ECLI:NL:RBUTR:2012:BY1136
Rechtbank Utrecht
- Eerste aanleg - meervoudig
- Rechtspraak.nl
Gebruik van een niet op naam gestelde identiteitskaart en winkeldiefstal door verdachte
In deze strafzaak, behandeld door de Rechtbank Utrecht, is de verdachte beschuldigd van het gebruik van een niet op zijn naam gestelde identiteitskaart en winkeldiefstal. De zitting vond plaats op 17 september 2012, waarbij de verdachte in persoon aanwezig was en werd bijgestaan door zijn advocaat, mr. A. Çimen. De rechtbank heeft kennisgenomen van de vordering van de officier van justitie en de standpunten van de verdediging. De verdachte heeft op 3 juni 2012 in een winkel in Utrecht een identiteitskaart gebruikt die niet op zijn naam stond, wat het vertrouwen in identiteitspapieren schaadt. Daarnaast heeft hij samen met een ander kleding gestolen ter waarde van € 1.440,90.
De rechtbank heeft vastgesteld dat de dagvaarding geldig was en dat zij bevoegd was om de zaak te behandelen. De officier van justitie heeft de feiten als wettig en overtuigend bewezen beschouwd, terwijl de verdediging betwistte dat de verdachte de persoon op camerabeelden was. De rechtbank oordeelde dat de verdachte opzettelijk gebruik heeft gemaakt van een niet op zijn naam gesteld reisdocument en dat hij zich schuldig heeft gemaakt aan winkeldiefstal.

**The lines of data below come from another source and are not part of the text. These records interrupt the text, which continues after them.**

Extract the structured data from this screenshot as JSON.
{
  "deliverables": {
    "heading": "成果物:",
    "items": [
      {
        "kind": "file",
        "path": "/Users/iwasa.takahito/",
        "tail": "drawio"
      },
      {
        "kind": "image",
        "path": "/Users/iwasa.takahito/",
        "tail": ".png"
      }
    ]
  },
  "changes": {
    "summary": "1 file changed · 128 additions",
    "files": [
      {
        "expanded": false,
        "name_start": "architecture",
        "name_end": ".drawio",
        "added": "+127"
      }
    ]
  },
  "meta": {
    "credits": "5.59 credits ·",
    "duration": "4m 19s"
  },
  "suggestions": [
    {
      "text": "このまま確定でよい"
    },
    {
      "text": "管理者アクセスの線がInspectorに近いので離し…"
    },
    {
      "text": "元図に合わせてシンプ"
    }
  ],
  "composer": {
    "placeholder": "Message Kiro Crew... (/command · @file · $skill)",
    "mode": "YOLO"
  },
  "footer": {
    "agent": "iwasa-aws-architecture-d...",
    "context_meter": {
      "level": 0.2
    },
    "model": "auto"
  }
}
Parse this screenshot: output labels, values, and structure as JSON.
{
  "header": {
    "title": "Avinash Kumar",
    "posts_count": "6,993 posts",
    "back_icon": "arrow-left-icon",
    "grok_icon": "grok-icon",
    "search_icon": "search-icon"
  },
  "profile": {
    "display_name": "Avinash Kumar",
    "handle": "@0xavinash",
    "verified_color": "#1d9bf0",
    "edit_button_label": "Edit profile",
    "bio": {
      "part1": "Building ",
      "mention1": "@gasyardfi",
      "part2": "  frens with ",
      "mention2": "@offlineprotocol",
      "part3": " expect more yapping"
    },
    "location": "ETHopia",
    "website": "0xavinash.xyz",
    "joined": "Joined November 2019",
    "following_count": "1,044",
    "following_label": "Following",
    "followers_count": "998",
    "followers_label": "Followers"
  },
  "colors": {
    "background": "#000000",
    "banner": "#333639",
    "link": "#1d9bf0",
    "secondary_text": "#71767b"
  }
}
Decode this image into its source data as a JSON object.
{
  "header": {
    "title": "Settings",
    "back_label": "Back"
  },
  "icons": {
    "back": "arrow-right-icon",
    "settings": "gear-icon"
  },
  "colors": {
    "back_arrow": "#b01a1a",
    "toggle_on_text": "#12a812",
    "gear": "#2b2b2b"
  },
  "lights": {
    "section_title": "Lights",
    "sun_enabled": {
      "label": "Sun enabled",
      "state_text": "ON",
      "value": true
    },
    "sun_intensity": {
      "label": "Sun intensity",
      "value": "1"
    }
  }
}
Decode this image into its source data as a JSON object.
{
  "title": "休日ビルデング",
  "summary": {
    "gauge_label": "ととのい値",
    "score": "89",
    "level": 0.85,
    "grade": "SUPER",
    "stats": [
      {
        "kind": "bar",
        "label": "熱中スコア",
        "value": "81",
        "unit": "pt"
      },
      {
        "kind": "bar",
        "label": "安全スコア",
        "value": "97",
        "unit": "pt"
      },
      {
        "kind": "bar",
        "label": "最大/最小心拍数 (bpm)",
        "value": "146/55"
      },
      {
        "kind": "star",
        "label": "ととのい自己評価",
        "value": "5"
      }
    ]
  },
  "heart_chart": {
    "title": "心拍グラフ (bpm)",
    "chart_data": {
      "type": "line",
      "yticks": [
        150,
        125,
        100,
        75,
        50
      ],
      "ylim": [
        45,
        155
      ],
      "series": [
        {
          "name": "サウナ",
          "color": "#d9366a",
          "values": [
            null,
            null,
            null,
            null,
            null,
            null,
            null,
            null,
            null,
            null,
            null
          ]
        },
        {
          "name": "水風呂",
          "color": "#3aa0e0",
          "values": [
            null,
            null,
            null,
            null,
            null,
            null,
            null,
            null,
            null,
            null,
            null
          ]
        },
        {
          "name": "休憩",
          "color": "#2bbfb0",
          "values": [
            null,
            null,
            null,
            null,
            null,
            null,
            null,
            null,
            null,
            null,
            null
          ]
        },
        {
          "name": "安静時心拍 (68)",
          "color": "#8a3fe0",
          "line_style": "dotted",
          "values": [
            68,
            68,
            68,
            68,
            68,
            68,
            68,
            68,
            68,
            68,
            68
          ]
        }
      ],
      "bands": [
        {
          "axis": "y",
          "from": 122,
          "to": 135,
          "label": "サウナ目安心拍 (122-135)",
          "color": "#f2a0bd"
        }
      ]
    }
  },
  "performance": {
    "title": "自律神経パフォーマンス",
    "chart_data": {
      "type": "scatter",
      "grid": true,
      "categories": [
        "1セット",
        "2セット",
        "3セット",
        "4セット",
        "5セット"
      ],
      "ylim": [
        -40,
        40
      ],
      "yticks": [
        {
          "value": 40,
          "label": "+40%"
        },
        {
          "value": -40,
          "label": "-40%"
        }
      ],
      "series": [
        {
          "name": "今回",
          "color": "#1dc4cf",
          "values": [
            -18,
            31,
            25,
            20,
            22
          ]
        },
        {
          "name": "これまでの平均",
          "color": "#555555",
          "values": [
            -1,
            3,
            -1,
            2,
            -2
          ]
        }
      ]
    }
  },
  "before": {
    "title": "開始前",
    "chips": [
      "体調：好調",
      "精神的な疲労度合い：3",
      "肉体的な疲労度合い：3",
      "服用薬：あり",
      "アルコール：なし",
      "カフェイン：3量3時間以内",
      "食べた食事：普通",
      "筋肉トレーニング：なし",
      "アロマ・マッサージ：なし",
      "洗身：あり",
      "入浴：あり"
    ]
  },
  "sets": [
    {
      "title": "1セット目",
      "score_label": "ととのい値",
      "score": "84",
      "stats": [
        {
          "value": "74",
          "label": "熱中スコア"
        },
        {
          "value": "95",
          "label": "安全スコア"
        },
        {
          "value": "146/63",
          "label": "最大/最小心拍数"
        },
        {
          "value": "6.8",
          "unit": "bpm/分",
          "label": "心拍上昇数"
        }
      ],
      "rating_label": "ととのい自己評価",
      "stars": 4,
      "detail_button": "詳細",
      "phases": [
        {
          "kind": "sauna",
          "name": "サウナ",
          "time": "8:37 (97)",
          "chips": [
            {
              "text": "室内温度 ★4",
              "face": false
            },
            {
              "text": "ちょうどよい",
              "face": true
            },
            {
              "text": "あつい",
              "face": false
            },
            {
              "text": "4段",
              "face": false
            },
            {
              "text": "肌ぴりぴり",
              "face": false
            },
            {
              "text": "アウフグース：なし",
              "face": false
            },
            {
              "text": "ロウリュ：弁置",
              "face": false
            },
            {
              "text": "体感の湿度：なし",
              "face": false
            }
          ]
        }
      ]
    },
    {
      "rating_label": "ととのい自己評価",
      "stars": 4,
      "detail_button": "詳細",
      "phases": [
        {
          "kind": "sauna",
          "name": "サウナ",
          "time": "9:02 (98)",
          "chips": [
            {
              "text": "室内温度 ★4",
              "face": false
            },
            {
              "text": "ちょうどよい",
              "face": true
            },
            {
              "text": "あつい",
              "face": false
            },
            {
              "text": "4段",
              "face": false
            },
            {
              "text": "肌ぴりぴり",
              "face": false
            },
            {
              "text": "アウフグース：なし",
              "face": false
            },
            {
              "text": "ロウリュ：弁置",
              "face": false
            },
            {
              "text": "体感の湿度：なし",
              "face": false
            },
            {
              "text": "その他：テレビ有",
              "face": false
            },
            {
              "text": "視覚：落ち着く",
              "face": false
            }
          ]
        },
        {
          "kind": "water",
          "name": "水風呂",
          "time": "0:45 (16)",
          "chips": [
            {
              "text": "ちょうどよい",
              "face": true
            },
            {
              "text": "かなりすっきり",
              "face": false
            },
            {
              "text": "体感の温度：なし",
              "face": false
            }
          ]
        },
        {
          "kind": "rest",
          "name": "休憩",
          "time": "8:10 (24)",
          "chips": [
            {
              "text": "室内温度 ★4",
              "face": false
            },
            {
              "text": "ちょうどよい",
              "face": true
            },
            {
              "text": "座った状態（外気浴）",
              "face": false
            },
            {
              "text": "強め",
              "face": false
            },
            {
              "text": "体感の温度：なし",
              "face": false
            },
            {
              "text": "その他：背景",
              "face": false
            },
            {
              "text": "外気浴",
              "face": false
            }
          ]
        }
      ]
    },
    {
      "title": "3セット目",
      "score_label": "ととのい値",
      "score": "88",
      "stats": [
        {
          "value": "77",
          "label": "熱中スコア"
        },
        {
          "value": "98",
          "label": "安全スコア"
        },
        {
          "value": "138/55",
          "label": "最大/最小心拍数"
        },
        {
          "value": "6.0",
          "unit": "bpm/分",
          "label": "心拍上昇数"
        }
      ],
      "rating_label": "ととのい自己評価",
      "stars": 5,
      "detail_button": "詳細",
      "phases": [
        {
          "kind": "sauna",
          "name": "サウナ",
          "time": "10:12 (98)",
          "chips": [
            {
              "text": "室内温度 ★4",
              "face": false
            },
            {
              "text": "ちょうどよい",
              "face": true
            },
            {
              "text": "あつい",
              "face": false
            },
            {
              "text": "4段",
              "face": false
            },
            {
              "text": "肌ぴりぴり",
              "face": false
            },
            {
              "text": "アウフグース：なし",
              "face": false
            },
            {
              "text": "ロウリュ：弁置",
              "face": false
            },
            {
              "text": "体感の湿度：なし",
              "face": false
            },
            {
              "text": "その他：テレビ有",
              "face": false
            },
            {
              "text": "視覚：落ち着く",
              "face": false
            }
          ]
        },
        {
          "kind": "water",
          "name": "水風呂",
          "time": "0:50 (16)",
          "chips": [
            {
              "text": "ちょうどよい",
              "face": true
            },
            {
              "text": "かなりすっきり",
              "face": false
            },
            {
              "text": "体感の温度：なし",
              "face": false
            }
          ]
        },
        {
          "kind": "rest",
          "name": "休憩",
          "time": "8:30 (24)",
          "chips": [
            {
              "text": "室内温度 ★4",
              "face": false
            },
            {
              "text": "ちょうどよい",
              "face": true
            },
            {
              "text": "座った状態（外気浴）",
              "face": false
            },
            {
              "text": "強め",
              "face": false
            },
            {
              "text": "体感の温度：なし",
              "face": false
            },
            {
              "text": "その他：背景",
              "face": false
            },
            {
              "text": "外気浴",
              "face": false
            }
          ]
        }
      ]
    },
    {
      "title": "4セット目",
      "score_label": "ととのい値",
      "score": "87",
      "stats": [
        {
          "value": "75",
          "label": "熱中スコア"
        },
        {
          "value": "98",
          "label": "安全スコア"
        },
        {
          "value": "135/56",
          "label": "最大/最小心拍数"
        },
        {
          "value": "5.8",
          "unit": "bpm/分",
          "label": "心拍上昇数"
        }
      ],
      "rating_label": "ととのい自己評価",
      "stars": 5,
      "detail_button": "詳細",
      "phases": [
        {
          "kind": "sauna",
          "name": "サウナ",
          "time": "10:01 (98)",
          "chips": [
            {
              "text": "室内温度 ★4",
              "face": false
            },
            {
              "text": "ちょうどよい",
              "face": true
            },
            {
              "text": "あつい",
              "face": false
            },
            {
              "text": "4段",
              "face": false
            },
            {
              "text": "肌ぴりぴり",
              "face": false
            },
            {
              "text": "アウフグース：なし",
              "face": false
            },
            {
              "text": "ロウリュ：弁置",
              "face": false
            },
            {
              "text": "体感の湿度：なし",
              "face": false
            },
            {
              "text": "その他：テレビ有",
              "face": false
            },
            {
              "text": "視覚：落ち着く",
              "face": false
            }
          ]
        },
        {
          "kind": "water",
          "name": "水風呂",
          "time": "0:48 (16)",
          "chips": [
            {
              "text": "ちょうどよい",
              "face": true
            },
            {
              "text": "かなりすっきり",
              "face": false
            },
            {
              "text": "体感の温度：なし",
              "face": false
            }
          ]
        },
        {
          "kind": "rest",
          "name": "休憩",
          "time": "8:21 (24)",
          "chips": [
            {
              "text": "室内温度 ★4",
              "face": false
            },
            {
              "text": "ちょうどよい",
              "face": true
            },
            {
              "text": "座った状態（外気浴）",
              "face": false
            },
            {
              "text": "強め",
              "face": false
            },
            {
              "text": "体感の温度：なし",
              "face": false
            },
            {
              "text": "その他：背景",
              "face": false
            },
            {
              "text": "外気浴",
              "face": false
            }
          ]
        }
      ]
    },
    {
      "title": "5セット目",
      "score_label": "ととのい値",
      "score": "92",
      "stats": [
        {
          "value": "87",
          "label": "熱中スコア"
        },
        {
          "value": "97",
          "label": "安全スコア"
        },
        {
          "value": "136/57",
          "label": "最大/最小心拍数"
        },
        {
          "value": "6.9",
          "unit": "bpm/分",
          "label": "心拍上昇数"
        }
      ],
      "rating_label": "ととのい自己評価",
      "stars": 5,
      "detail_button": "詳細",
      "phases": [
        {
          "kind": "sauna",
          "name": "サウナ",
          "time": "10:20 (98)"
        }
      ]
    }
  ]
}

De rechtbank heeft de verdachte veroordeeld tot een gevangenisstraf van drie maanden, met aftrek van het voorarrest. Daarnaast is de verdachte veroordeeld tot betaling van € 500,00 aan de benadeelde partij, met wettelijke rente. De rechtbank heeft de vordering van de benadeelde partij tot een hoger bedrag niet-ontvankelijk verklaard, omdat deze een onevenredige belasting van het strafgeding zou opleveren. Dit vonnis is uitgesproken op 1 oktober 2012.